A car (mass = 750 kg) is initially moving with velocity 30 m/s. The driver slowly presses on the brakes and bring the car to a stop, traveling 50 m in the process. Calculate the force of friction between the car and the ground that brings it to a stop. Draw a free-body diagram for the car and clearly explain the method behind your solution.
F * d = work done by friction = initial Ke = (1/2) m v^2
F * 50 = (1/2)(750)(900)
100 F = 750 * 900
F = 750 * 9
There are harder ways of course using
F = change of momentum/ time = 750*30/t
then
50 = (1/2)a t^2
where a = 30/t
so
100 = 30 t
t = 10/3 seconds to stop
a = 9 m/s^2 (about 1 g)
F = m a = 750* 9
To solve this problem, we can use Newton's Second Law, which states that the net force acting on an object is equal to the product of its mass and acceleration (F = m*a).
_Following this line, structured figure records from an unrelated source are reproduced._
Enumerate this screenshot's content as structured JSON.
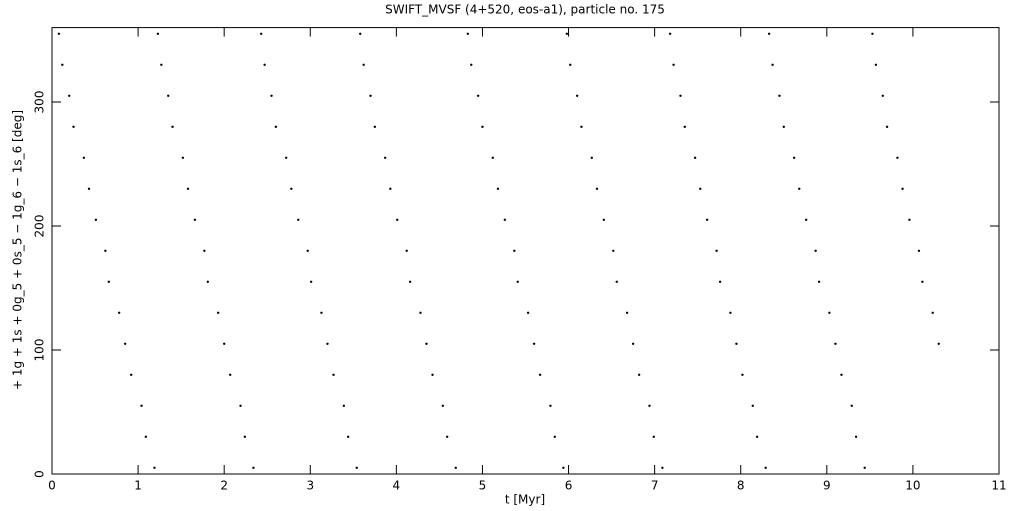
{
  "chart_data": {
    "type": "scatter",
    "title": "SWIFT_MVSF (4+520, eos-a1), particle no. 175",
    "x_label": "t [Myr]",
    "y_label": "+ 1g + 1s + 0g_5 + 0s_5 − 1g_6 − 1s_6 [deg]",
    "xlim": [
      0,
      11
    ],
    "ylim": [
      0,
      360
    ],
    "xticks": [
      0,
      1,
      2,
      3,
      4,
      5,
      6,
      7,
      8,
      9,
      10,
      11
    ],
    "yticks": [
      0,
      100,
      200,
      300
    ],
    "color": "#000000",
    "x": [
      0.08,
      0.12,
      0.2,
      0.25,
      0.37,
      0.43,
      0.51,
      0.62,
      0.66,
      0.78,
      0.85,
      0.92,
      1.04,
      1.09,
      1.19,
      1.23,
      1.27,
      1.35,
      1.4,
      1.52,
      1.58,
      1.66,
      1.77,
      1.81,
      1.93,
      2.0,
      2.07,
      2.19,
      2.24,
      2.34,
      2.43,
      2.47,
      2.55,
      2.6,
      2.72,
      2.78,
      2.86,
      2.97,
      3.01,
      3.13,
      3.2,
      3.27,
      3.39,
      3.44,
      3.54,
      3.58,
      3.62,
      3.7,
      3.75,
      3.87,
      3.93,
      4.01,
      4.12,
      4.16,
      4.28,
      4.35,
      4.42,
      4.54,
      4.59,
      4.69,
      4.83,
      4.87,
      4.95,
      5.0,
      5.12,
      5.18,
      5.26,
      5.37,
      5.41,
      5.53,
      5.6,
      5.67,
      5.79,
      5.84,
      5.94,
      5.98,
      6.02,
      6.1,
      6.15,
      6.27,
      6.33,
      6.41,
      6.52,
      6.56,
      6.68,
      6.75,
      6.82,
      6.94,
      6.99,
      7.09,
      7.18,
      7.22,
      7.3,
      7.35,
      7.47,
      7.53,
      7.61,
      7.72,
      7.76,
      7.88,
      7.95,
      8.02,
      8.14,
      8.19,
      8.29,
      8.33,
      8.37,
      8.45,
      8.5,
      8.62,
      8.68,
      8.76,
      8.87,
      8.91,
      9.03,
      9.1,
      9.17,
      9.29,
      9.34,
      9.44,
      9.53,
      9.57,
      9.65,
      9.7,
      9.82,
      9.88,
      9.96,
      10.07,
      10.11,
      10.23,
      10.3
    ],
    "values": [
      355,
      330,
      305,
      280,
      255,
      230,
      205,
      180,
      155,
      130,
      105,
      80,
      55,
      30,
      5,
      355,
      330,
      305,
      280,
      255,
      230,
      205,
      180,
      155,
      130,
      105,
      80,
      55,
      30,
      5,
      355,
      330,
      305,
      280,
      255,
      230,
      205,
      180,
      155,
      130,
      105,
      80,
      55,
      30,
      5,
      355,
      330,
      305,
      280,
      255,
      230,
      205,
      180,
      155,
      130,
      105,
      80,
      55,
      30,
      5,
      355,
      330,
      305,
      280,
      255,
      230,
      205,
      180,
      155,
      130,
      105,
      80,
      55,
      30,
      5,
      355,
      330,
      305,
      280,
      255,
      230,
      205,
      180,
      155,
      130,
      105,
      80,
      55,
      30,
      5,
      355,
      330,
      305,
      280,
      255,
      230,
      205,
      180,
      155,
      130,
      105,
      80,
      55,
      30,
      5,
      355,
      330,
      305,
      280,
      255,
      230,
      205,
      180,
      155,
      130,
      105,
      80,
      55,
      30,
      5,
      355,
      330,
      305,
      280,
      255,
      230,
      205,
      180,
      155,
      130,
      105
    ]
  }
}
In this case, the car is initially moving with velocity 30 m/s and comes to a stop after traveling 50 m, so its final velocity is 0 m/s.
First, we need to calculate the acceleration of the car. We can use the kinematic equation:
v^2 = u^2 + 2*a*s
where:
v = final velocity (0 m/s)
u = initial velocity (30 m/s)
a = acceleration (unknown)
s = displacement (50 m)
Rearranging the equation to solve for acceleration (a), we get:
a = (v^2 - u^2) / (2*s)
= (0^2 - 30^2) / (2*50)
= (-900) / 100
= -9 m/s^2
The negative sign indicates that the acceleration is opposite to the initial velocity, which means it is deceleration in this case.
Now, we can calculate the net force acting on the car. The only force acting on the car that causes the deceleration is the force of friction between the car and the ground.
The force of friction (F_friction) can be calculated using Newton's Second Law:
F_friction = m * a
= 750 kg * (-9 m/s^2)
= -6750 N
Since the force of friction always opposes the motion, it is negative in this case.
Therefore, the force of friction between the car and the ground is 6750 N.
Free-body diagram:
A free-body diagram is a visual tool used to represent the forces acting on an object. In this case, the forces acting on the car are:
1. Weight (mg) acting downwards, with magnitude 750 kg * 9.8 m/s^2 = 7350 N
2. Normal force (N) acting upwards, which equals the weight and has a magnitude of 7350 N
3. Force of friction (F_friction) acting in the drag direction, with a magnitude of 6750 N
To draw the free-body diagram, you would represent the car as a simple rectangle and label the forces acting on it. The weight force will be vertically downwards, the normal force upwards, and the force of friction pointing opposite to the direction of motion.